A column in today's Wall St. Journal takes on proposed increases in the Corporate Average Fuel Economy standards (CAFE) but unfortunately fails to offer a better alternative. The author, Mr. Jenkins, regards CAFE as anti-Detroit, anti-consumer, and ultimately poor policy. He may be right about the latter, but at the heart of his critique is the question of whether doing nothing about automotive efficiency--other than waiting for better technology--remains an option. If you believe that climate change is a serious concern, then you end up with a slate of policy choices, none of which seems likely to appeal to Mr. Jenkins' previously-expressed skepticism on the subject. The right question to be asking here is how CAFE stacks up to the other options for reducing the greenhouse gas emissions from transportation.
Last week's Economist (subscription required) offers some worrying insights.
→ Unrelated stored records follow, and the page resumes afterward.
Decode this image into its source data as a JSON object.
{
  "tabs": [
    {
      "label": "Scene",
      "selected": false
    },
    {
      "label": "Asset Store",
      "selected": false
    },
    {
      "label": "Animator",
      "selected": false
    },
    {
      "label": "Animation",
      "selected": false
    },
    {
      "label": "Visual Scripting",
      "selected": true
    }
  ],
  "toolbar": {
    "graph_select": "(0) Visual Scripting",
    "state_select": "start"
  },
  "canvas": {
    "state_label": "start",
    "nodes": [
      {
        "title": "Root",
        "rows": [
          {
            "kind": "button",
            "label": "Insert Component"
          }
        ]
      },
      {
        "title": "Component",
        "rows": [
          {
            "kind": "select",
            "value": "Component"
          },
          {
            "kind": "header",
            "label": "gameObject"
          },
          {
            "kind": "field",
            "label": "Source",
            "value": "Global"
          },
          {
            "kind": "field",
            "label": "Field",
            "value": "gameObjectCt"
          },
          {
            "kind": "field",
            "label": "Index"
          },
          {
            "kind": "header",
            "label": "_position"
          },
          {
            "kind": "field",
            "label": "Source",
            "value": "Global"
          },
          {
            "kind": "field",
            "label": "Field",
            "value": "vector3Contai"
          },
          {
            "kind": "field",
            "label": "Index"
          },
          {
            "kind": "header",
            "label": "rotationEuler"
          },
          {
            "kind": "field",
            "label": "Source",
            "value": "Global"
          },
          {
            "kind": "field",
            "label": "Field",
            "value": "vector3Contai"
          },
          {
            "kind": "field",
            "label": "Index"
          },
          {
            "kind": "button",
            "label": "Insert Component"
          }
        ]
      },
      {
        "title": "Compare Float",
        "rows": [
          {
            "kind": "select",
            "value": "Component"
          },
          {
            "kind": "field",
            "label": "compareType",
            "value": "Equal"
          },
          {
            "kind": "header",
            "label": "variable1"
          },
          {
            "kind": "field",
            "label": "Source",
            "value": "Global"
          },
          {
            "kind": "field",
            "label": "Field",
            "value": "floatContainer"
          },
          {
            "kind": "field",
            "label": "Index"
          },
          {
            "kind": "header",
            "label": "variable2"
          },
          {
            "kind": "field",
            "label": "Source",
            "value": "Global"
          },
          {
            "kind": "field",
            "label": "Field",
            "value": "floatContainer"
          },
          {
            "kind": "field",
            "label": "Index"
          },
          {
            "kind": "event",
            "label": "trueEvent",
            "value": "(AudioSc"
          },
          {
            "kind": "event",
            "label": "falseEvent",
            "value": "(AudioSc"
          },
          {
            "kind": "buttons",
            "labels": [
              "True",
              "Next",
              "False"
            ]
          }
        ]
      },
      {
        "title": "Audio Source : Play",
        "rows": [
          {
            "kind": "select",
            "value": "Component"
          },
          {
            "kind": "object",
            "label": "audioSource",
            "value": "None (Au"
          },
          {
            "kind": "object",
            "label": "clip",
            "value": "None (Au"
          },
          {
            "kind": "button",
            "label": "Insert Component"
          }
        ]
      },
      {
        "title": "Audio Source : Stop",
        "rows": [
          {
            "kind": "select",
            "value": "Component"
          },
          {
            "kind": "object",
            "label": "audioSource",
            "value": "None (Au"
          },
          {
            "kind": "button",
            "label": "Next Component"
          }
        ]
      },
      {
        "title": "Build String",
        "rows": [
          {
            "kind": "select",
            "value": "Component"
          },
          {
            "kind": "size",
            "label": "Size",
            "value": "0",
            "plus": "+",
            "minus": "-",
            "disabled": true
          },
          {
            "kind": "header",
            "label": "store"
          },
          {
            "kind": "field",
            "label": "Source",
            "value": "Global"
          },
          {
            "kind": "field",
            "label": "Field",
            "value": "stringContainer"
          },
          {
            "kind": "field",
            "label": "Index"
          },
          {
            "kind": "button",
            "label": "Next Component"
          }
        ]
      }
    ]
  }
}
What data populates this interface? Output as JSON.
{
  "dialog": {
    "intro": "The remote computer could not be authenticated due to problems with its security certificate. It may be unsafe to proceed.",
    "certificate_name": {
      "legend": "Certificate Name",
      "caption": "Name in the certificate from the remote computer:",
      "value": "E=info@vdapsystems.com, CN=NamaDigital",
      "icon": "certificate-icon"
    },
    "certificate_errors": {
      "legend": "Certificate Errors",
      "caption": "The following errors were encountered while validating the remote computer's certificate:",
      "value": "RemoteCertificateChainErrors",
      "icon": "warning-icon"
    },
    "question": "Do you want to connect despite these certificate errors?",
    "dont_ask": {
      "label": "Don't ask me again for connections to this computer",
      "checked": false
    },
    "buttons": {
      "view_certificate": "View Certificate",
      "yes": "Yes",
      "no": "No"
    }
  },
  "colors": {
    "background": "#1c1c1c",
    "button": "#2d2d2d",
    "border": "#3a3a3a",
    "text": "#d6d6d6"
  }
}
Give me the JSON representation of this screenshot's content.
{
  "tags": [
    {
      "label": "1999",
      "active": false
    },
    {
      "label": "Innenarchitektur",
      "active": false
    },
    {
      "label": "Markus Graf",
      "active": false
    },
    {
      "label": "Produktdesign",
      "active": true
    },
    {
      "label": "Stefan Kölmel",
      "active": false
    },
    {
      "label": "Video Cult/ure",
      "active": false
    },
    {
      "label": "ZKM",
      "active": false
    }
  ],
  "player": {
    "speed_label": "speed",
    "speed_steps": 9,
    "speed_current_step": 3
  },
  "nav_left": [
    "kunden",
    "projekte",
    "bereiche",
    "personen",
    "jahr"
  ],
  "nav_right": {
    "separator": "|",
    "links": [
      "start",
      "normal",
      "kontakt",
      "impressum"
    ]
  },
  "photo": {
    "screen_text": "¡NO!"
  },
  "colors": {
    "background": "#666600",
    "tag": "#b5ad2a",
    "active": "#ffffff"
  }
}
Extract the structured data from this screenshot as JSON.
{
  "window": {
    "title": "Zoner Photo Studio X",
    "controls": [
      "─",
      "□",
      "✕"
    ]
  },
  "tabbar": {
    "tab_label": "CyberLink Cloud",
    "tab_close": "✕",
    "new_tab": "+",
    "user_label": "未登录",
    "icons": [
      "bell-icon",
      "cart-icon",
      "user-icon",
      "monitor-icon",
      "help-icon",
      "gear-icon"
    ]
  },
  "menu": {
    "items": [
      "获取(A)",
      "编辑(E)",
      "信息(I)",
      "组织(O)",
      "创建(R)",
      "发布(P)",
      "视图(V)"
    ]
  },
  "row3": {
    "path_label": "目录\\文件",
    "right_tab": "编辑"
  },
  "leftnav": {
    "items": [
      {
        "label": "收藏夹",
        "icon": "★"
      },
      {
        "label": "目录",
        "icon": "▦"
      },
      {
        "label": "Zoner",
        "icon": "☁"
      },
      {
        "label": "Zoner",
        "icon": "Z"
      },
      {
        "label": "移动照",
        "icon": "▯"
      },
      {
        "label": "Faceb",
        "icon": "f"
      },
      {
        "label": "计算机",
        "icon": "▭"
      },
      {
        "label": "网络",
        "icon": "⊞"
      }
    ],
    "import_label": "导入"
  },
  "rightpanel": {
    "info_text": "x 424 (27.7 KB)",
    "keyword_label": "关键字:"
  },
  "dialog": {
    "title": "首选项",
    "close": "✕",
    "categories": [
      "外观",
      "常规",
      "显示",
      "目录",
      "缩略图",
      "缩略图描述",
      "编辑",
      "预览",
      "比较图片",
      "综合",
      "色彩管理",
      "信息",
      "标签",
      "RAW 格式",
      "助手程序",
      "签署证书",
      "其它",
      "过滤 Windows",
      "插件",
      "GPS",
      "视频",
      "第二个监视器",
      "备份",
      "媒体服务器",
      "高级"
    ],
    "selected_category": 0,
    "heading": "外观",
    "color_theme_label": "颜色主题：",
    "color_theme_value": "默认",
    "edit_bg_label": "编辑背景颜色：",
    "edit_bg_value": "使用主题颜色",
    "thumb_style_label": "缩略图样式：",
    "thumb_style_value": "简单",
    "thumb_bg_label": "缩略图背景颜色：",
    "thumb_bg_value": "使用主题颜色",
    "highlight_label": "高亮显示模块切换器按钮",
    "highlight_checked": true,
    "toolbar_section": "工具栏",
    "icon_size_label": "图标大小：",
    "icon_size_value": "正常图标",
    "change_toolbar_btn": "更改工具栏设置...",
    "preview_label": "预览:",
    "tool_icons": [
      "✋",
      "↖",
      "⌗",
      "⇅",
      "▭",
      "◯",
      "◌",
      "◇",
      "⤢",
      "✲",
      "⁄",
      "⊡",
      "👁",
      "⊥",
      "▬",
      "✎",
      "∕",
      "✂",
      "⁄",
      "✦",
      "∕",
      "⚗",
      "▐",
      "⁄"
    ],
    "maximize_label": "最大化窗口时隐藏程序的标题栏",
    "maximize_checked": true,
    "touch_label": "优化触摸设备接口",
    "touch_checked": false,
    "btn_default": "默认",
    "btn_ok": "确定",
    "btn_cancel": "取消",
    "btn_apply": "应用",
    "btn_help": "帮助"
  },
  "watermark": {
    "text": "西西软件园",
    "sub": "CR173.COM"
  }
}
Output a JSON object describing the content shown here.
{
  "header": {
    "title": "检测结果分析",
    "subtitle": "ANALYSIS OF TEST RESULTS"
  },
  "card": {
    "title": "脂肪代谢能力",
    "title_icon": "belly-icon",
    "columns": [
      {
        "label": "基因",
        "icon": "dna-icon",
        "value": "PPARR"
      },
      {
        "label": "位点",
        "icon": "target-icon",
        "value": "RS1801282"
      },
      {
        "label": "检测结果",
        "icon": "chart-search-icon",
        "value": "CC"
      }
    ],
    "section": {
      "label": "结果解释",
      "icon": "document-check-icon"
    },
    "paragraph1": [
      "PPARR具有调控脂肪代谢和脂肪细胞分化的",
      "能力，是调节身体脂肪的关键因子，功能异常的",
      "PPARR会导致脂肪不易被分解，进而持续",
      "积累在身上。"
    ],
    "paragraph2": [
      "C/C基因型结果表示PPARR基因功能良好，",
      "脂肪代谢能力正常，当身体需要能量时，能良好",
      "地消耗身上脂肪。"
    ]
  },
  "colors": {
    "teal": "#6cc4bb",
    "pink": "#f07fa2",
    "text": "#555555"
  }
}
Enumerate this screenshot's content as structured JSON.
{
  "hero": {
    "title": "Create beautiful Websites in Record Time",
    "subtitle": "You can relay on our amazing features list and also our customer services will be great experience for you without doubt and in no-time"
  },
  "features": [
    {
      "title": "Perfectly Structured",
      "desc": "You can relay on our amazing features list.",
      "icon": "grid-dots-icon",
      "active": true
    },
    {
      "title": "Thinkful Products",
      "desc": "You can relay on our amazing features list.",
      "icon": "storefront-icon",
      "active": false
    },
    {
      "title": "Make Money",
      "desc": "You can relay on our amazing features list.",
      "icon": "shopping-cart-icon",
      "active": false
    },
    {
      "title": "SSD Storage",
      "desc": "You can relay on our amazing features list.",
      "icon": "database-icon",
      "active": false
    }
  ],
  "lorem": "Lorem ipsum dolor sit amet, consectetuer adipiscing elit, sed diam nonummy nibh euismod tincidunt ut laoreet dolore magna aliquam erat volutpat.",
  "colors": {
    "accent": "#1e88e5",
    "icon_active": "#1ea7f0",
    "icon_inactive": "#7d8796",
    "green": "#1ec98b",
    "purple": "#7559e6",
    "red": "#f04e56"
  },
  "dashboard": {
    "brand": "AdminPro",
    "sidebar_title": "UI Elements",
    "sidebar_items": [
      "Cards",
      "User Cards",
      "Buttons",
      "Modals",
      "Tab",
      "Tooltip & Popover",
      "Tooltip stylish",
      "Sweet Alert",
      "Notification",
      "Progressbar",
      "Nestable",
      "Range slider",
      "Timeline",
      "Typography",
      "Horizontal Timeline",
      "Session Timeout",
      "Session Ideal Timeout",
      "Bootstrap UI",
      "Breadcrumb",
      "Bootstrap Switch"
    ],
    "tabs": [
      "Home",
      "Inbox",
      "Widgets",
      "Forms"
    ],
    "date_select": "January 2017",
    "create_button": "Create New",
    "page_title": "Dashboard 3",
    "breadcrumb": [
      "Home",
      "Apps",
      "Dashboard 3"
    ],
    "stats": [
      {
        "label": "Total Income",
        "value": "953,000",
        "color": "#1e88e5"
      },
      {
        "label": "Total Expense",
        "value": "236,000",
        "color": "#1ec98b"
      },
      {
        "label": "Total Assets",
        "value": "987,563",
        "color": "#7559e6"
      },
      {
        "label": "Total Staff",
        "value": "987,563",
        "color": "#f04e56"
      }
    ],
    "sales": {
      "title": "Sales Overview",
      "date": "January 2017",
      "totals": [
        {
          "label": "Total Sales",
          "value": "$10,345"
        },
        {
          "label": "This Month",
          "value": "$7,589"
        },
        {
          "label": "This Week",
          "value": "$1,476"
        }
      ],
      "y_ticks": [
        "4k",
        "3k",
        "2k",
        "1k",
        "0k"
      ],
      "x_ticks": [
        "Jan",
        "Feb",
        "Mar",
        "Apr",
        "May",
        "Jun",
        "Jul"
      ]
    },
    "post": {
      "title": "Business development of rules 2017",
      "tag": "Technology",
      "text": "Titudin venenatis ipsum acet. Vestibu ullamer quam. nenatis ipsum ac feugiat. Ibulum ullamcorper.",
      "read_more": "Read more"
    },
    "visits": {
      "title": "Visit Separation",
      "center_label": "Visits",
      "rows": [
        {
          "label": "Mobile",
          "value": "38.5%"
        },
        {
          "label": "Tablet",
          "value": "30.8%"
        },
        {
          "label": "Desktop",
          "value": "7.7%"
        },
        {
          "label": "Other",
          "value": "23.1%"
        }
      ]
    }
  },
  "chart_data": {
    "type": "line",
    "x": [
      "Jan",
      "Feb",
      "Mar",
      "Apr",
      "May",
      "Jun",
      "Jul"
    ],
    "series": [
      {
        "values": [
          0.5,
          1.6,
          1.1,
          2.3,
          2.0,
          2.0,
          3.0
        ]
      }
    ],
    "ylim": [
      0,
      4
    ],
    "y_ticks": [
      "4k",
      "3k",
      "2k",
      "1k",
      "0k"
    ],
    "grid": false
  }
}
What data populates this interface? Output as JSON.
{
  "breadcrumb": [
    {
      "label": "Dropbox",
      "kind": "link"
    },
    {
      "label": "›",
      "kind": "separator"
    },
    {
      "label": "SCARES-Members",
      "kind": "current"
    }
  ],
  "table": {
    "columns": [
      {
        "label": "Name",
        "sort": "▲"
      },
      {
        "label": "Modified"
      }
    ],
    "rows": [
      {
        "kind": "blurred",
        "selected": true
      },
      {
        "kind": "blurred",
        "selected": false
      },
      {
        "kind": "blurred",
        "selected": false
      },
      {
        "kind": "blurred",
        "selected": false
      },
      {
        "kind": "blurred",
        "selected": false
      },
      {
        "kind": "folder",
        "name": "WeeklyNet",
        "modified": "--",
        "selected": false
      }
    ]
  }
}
Apparently the high level of European fuel taxation, which yields prices for gasoline and diesel fuel that are roughly double what we pay here, has not created sufficient incentives for Europeans to buy cars that are frugal enough to meet the EU's emissions reduction targets. The EU is looking to congestion charges, higher registration fees for gas guzzlers, and even bigger fuel taxes, under the rubric of shifting the tax burden from labor to pollution. European vehicles already average much better gas mileage than US cars, so the hurdle for further reductions is higher. But it should give all of us pause that the equivalent of a $3 gas tax hasn't delivered the 40+ mpg that California is targeting in its proposed state CAFE.
We also can't forget that a reasonable protection for commercial vehicles in the original 1970s CAFE framework became the well-known "SUV loophole", which has boosted US oil consumption by more than the 6 billion gallons per year that ethanol will supply this year. The true impact of new CAFE standards on consumers and US car manufacturers will depend heavily on how "light trucks", "flexible fuel vehicles" and advanced technologies like plug-in hybrids are treated. Nor is it apparent that Americans would pay as much attention to a ramped-up CAFE standard as they did in the 1970s. As illustrated in this chart from the Agoraphilia blog, the gasoline price increases of the last several years have not been very dramatic in terms of purchasing power for most Americans, other than those with the lowest incomes. For the portion of the population that buys most new cars, effective fuel prices--and thus fuel economy worries--are still much lower than they were in the last energy crisis.
CAFE is only one of many policy options for addressing climate change, and it's one of the weaker ones, because it only affects the mix of cars that is offered for sale, not what consumers actually choose. Even if the political environment were right for tackling one of the tougher options, such as a carbon tax on fuel, the European experience suggests that the results might not be as dramatic as policy makers would expect. Until we have a comprehensive framework for greenhouse gas emissions, in which vehicle fuel economy is only one aspect of a broader approach on transportation emissions, higher CAFE standards are at best a symbolic step. If they are indeed a given, as appears likely, then let us hope that they are at least crafted to minimize unintended consequences along the "SUV loophole" line. Otherwise, they could further distort the market for alternative fuels and create lock-in for a marginal improvement like ethanol.